§ Mr. BUTCHER(by Private Notice): I beg to ask the Under-Secretary of State for Foreign Affairs what is the position of the Foreign Office with regard to the new arrangements for dealing with questions affecting prisoners of war, and whether the new arrangements indicate any change of policy on the subject?
§ Lord R. CECILIt has now been arranged that all questions affecting our prisoners in enemy countries should be under my Noble Friend Lord Newton, who will be represented in this House by my hon. Friend the Treasurer of the Household. That will not affect the enemy prisoners interned here. Lord Newton will be assisted by an Interdepartmental Committee, and in all matters connected with the War Office or Admiralty my Noble Friend would first consult those offices; and in case of any difference of opinion involving questions of policy the matter would be brought in the last resort before the War Committee. The Foreign Office will no longer be in any way responsible for the policy pursued with regard to prisoners of war, though the communications to Foreign Embassies will necessarily be transmitted through that Office.
With regard to policy, I do not know that any change is contemplated, but perhaps the House will allow me, as I am, so to speak, taking leave of this question, to say a word about it. In the first place, I should wish to emphasise in the strongest language at my command, the deep debt of gratitude which, in my judgment, this country owes to Mr. Gerard and his assistants in Berlin. Wherever we have found thoroughly bad conditions prevailing, we have found also that for some reason or another the American Embassy has been unable to obtain facilities to inspect, and whenever such inspections have taken place, conditions have forthwith begun to improve.
Whatever may have been true at the beginning of the War, I believe it is not now true that British prisoners are worse treated than those of other nationalities, and this relative decency of treatment is due almost entirely to the exertion of the American Embassy.
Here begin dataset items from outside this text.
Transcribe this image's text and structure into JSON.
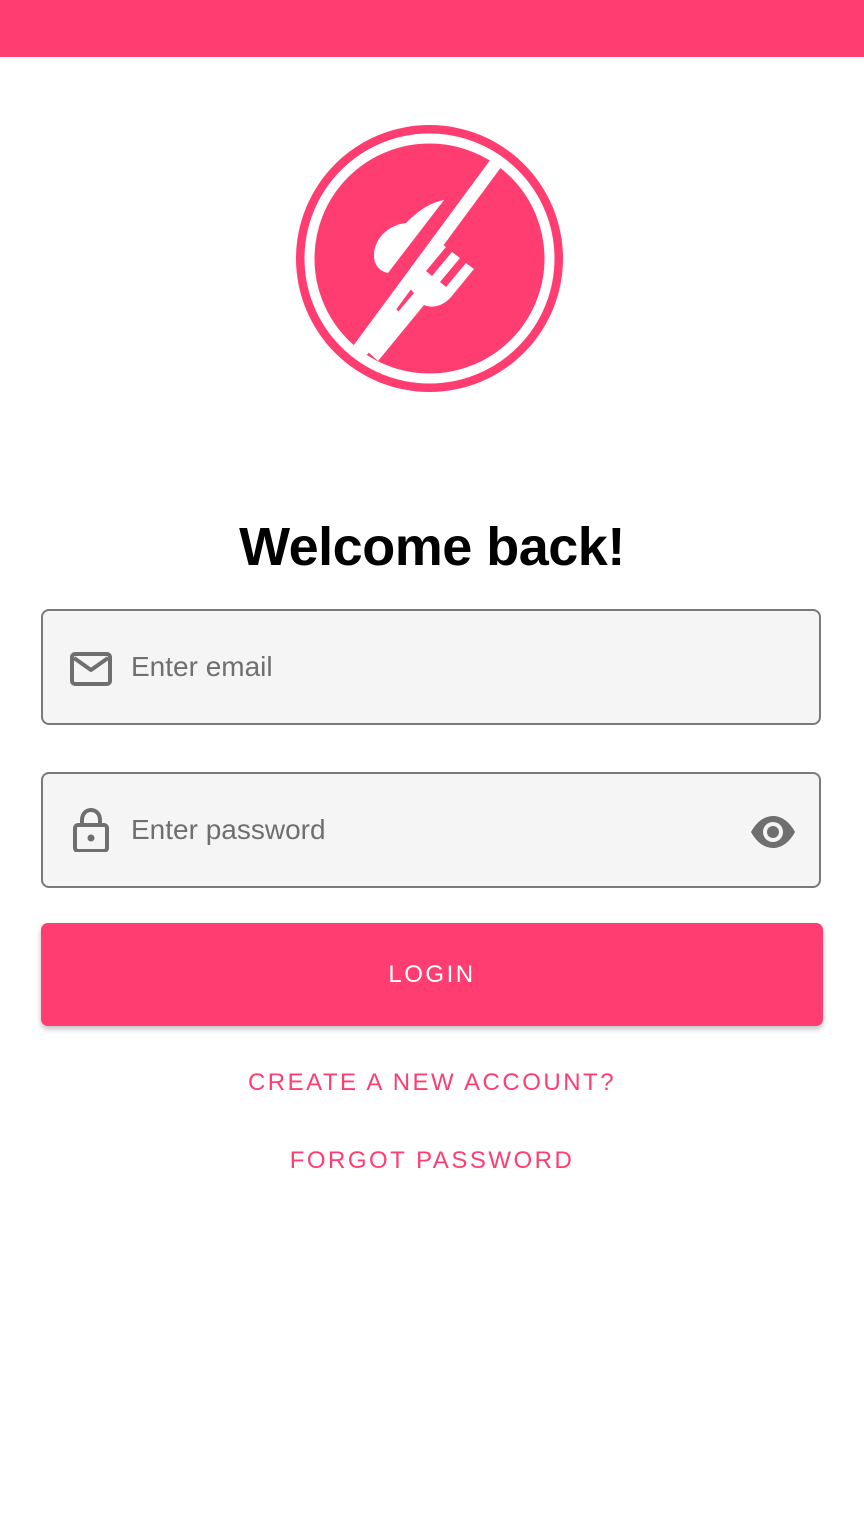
{
  "colors": {
    "accent": "#ff3d71",
    "field_background": "#f5f5f5",
    "field_border": "#7a7a7a",
    "icon_gray": "#6f6f6f"
  },
  "logo": {
    "icon": "fork-and-spoon-slash-icon"
  },
  "login": {
    "title": "Welcome back!",
    "email": {
      "placeholder": "Enter email",
      "value": "",
      "icon": "mail-icon"
    },
    "password": {
      "placeholder": "Enter password",
      "value": "",
      "icon": "lock-icon",
      "toggle_icon": "eye-icon"
    },
    "login_label": "LOGIN",
    "create_account_label": "CREATE A NEW ACCOUNT?",
    "forgot_password_label": "FORGOT PASSWORD"
  }
}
But I should not like to conceal from the House that the conditions are, in my judgment, in some camps in Germany and in other countries, very 1547 far from satisfactory as yet. Indeed, I doubt whether the internment of a prisoner of war can ever be made better than just tolerable. For real relief from hardship and dangers there is only one expedient really practicable and useful, and that is exchange or internment in a neutral country. Whether exchanges ought to be carried out is a question which, in the opinion of the War Committee, must be decided chiefly upon military and naval considerations, and it follows that in this matter the War Office and the Admiralty must, subject to any fresh direction by the War Committee, direct the policy of tin country, and consequently must be responsible for that policy.